That Was The Week That Was

Some of what I was reading last week:

• As a historian, I often wrestle with the pull of nostalgia. As Michial Farmer explained, it might be that such longing for the past has its uses.

• It was 250 years ago that British soldiers killed five colonial protesters in Boston. “Such commemorations offer opportunities to assess who we have been and where we want to grow as a people,” wrote Scott Culpepper of American memories of the Boston Massacre. “Our times seem dominated by passionate souls on all sides of the spectrum whose noise and zeal drown out the quieter voices of sober reflection.”

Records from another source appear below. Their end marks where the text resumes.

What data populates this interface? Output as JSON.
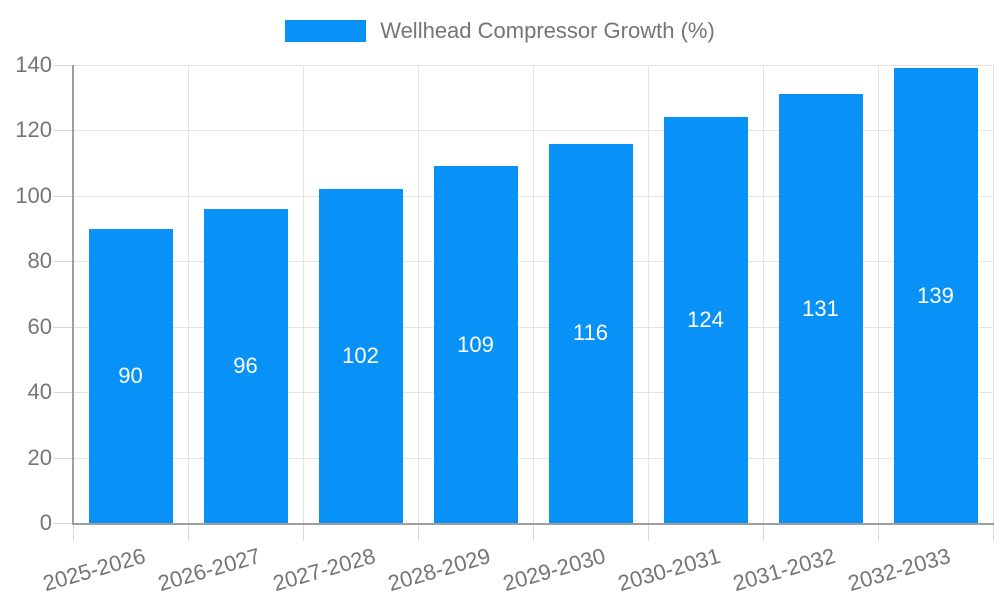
{
  "legend": {
    "label": "Wellhead Compressor Growth (%)"
  },
  "chart_data": {
    "type": "bar",
    "title": "Wellhead Compressor Growth (%)",
    "categories": [
      "2025-2026",
      "2026-2027",
      "2027-2028",
      "2028-2029",
      "2029-2030",
      "2030-2031",
      "2031-2032",
      "2032-2033"
    ],
    "values": [
      90,
      96,
      102,
      109,
      116,
      124,
      131,
      139
    ],
    "bar_value_labels": [
      "90",
      "96",
      "102",
      "109",
      "116",
      "124",
      "131",
      "139"
    ],
    "xlabel": "",
    "ylabel": "",
    "ylim": [
      0,
      140
    ],
    "yticks": [
      0,
      20,
      40,
      60,
      80,
      100,
      120,
      140
    ],
    "grid": true,
    "legend_position": "top-center",
    "colors": {
      "bar": "#0892f8",
      "bar_label": "#ffffff",
      "axis_text": "#757575",
      "gridline": "#e3e3e3",
      "tick": "#d9d9d9",
      "axis_line": "#9e9e9e",
      "background": "#ffffff"
    }
  }
}
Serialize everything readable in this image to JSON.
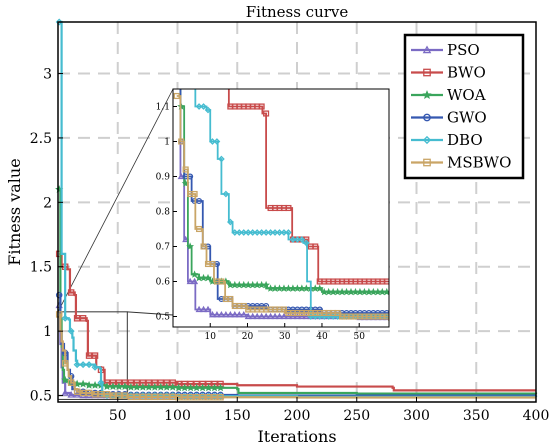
{
  "chart_data": {
    "type": "line",
    "title": "Fitness curve",
    "xlabel": "Iterations",
    "ylabel": "Fitness value",
    "xlim": [
      0,
      400
    ],
    "ylim": [
      0.45,
      3.4
    ],
    "xticks": [
      "50",
      "100",
      "150",
      "200",
      "250",
      "300",
      "350",
      "400"
    ],
    "yticks": [
      "0.5",
      "1",
      "1.5",
      "2",
      "2.5",
      "3"
    ],
    "grid": true,
    "legend_position": "top-right",
    "series": [
      {
        "name": "PSO",
        "color": "#7b6bc4",
        "marker": "triangle",
        "points": [
          [
            1,
            1.2
          ],
          [
            2,
            0.9
          ],
          [
            3,
            0.72
          ],
          [
            4,
            0.6
          ],
          [
            6,
            0.52
          ],
          [
            10,
            0.505
          ],
          [
            20,
            0.5
          ],
          [
            50,
            0.497
          ],
          [
            100,
            0.495
          ],
          [
            200,
            0.493
          ],
          [
            400,
            0.492
          ]
        ]
      },
      {
        "name": "BWO",
        "color": "#c84b4b",
        "marker": "square",
        "points": [
          [
            1,
            1.6
          ],
          [
            3,
            1.5
          ],
          [
            8,
            1.48
          ],
          [
            10,
            1.3
          ],
          [
            14,
            1.28
          ],
          [
            15,
            1.1
          ],
          [
            24,
            1.08
          ],
          [
            25,
            0.81
          ],
          [
            31,
            0.81
          ],
          [
            32,
            0.72
          ],
          [
            36,
            0.7
          ],
          [
            39,
            0.6
          ],
          [
            60,
            0.6
          ],
          [
            100,
            0.59
          ],
          [
            150,
            0.58
          ],
          [
            200,
            0.57
          ],
          [
            280,
            0.56
          ],
          [
            281,
            0.54
          ],
          [
            400,
            0.54
          ]
        ]
      },
      {
        "name": "WOA",
        "color": "#3aa55c",
        "marker": "star",
        "points": [
          [
            1,
            2.1
          ],
          [
            2,
            1.1
          ],
          [
            3,
            0.88
          ],
          [
            4,
            0.7
          ],
          [
            5,
            0.62
          ],
          [
            7,
            0.61
          ],
          [
            10,
            0.6
          ],
          [
            15,
            0.59
          ],
          [
            25,
            0.58
          ],
          [
            40,
            0.57
          ],
          [
            58,
            0.565
          ],
          [
            100,
            0.56
          ],
          [
            150,
            0.55
          ],
          [
            151,
            0.52
          ],
          [
            250,
            0.515
          ],
          [
            400,
            0.51
          ]
        ]
      },
      {
        "name": "GWO",
        "color": "#3558b0",
        "marker": "circle",
        "points": [
          [
            1,
            1.28
          ],
          [
            2,
            1.0
          ],
          [
            3,
            0.9
          ],
          [
            5,
            0.83
          ],
          [
            7,
            0.83
          ],
          [
            8,
            0.7
          ],
          [
            10,
            0.65
          ],
          [
            12,
            0.55
          ],
          [
            16,
            0.53
          ],
          [
            25,
            0.52
          ],
          [
            40,
            0.51
          ],
          [
            58,
            0.505
          ],
          [
            150,
            0.5
          ],
          [
            400,
            0.5
          ]
        ]
      },
      {
        "name": "DBO",
        "color": "#45bcd0",
        "marker": "diamond",
        "points": [
          [
            1,
            3.4
          ],
          [
            3,
            1.6
          ],
          [
            6,
            1.1
          ],
          [
            9,
            1.09
          ],
          [
            10,
            1.0
          ],
          [
            12,
            0.95
          ],
          [
            13,
            0.85
          ],
          [
            15,
            0.77
          ],
          [
            16,
            0.74
          ],
          [
            30,
            0.74
          ],
          [
            31,
            0.72
          ],
          [
            35,
            0.71
          ],
          [
            36,
            0.6
          ],
          [
            37,
            0.5
          ],
          [
            58,
            0.5
          ],
          [
            100,
            0.495
          ],
          [
            200,
            0.49
          ],
          [
            400,
            0.488
          ]
        ]
      },
      {
        "name": "MSBWO",
        "color": "#c9a566",
        "marker": "square",
        "points": [
          [
            1,
            1.13
          ],
          [
            2,
            1.0
          ],
          [
            3,
            0.92
          ],
          [
            4,
            0.85
          ],
          [
            6,
            0.75
          ],
          [
            8,
            0.7
          ],
          [
            9,
            0.65
          ],
          [
            11,
            0.6
          ],
          [
            14,
            0.55
          ],
          [
            16,
            0.53
          ],
          [
            20,
            0.52
          ],
          [
            30,
            0.51
          ],
          [
            45,
            0.5
          ],
          [
            58,
            0.49
          ],
          [
            100,
            0.487
          ],
          [
            200,
            0.485
          ],
          [
            400,
            0.485
          ]
        ]
      }
    ],
    "inset": {
      "xlim": [
        0,
        58
      ],
      "ylim": [
        0.47,
        1.15
      ],
      "xticks": [
        "10",
        "20",
        "30",
        "40",
        "50"
      ],
      "yticks": [
        "0.5",
        "0.6",
        "0.7",
        "0.8",
        "0.9",
        "1",
        "1.1"
      ]
    }
  }
}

• Not surprisingly, the frightening spread of a novel coronavirus has put many in mind of the worst pandemic of the 20th century, the influenza that killed tens of millions in 1918-1919 — including the grandfather of our current president.

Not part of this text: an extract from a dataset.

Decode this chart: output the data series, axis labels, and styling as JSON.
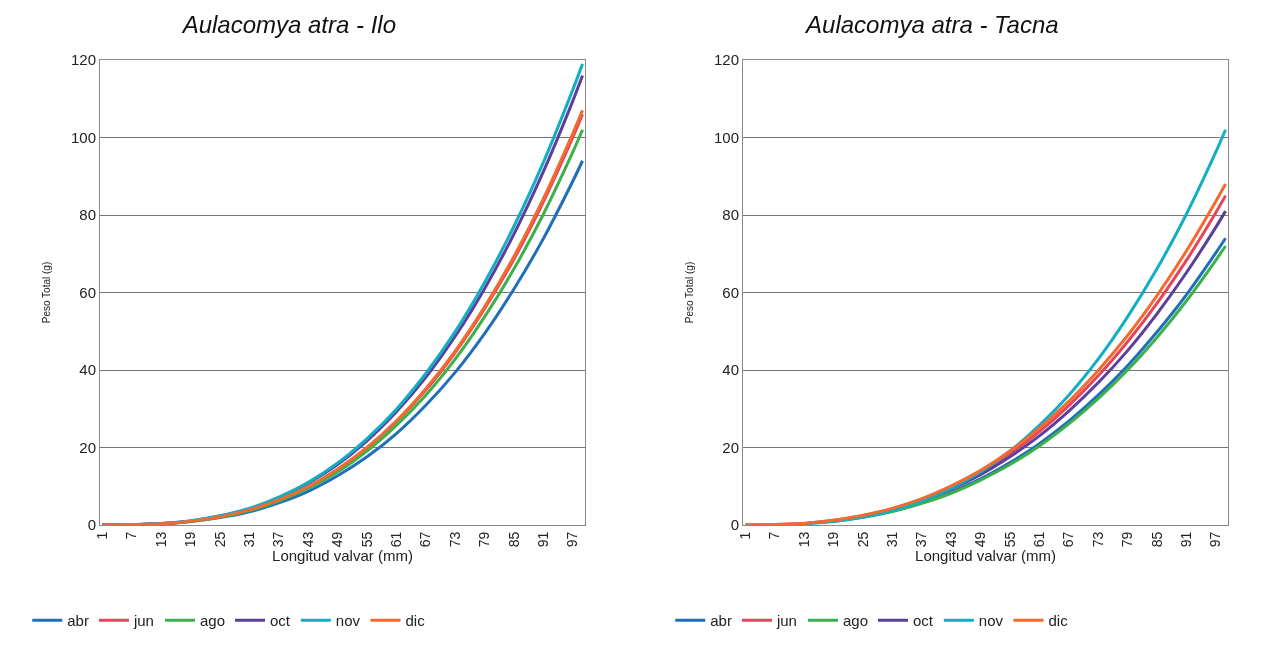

(I’ll be writing about the impact of the “Spanish flu” on churches this Tuesday at The Anxious Bench. Meanwhile, churches in 2020 are trying to limit the spread of coronavirus among their congregants. And a Willow Creek leadership summit in Germany ended early when a participant became ill with COVID-19… leaving the pastors of America’s largest megachurch quarantined. Back to history links…)

Dorothea Lange, “Migrant Mother” (1936) – Wikimedia

• To the right is one of the most iconic images of the Great Depression. Called “Migrant Mother,” Dorothea Lange’s photo is more complicated than I realized.

• The president and chief advancement officer of Washington state’s largest community college lost their jobs, after the latter official altered a campus mural to remove a reference to the role of local businessmen in the incarceration of Japanese Americans during World War II.

• Some of the most hotly contested questions in the history of the Holocaust have to do with the role played by Pope Pius XII and other Catholic leaders. Will new access to the Vatican archives help historians answer more of these questions?

• At this point, it doesn’t look like Bernie Sanders is going to get the Democratic nomination. But if he did, it doesn’t seem like younger voters would care all that much about what he said and did during the Cold War.

• Some of the last letters C.S. Lewis ever wrote have come to light.

RIP Edith Blumhofer, a pioneering historian of evangelicalism and Pentecostalism who contributed two religious biographies to the series that will eventually include my Lindbergh book.

• More and more Americans without a college education are dying of drug overdoses, alcoholism, and suicide — with “deaths of despair” rates soaring for those under 50.

• As he enters the last months of a nearly-forty year career as a professor and administrator at Christian colleges, John Hawthorne reflected on where such institutions have been and considered where they might be headed.

• John warned against “alarmist” predictions of mass closures in Christian higher ed, but he shared this post from a friend who is “far less sanguine” about the future of the same sector.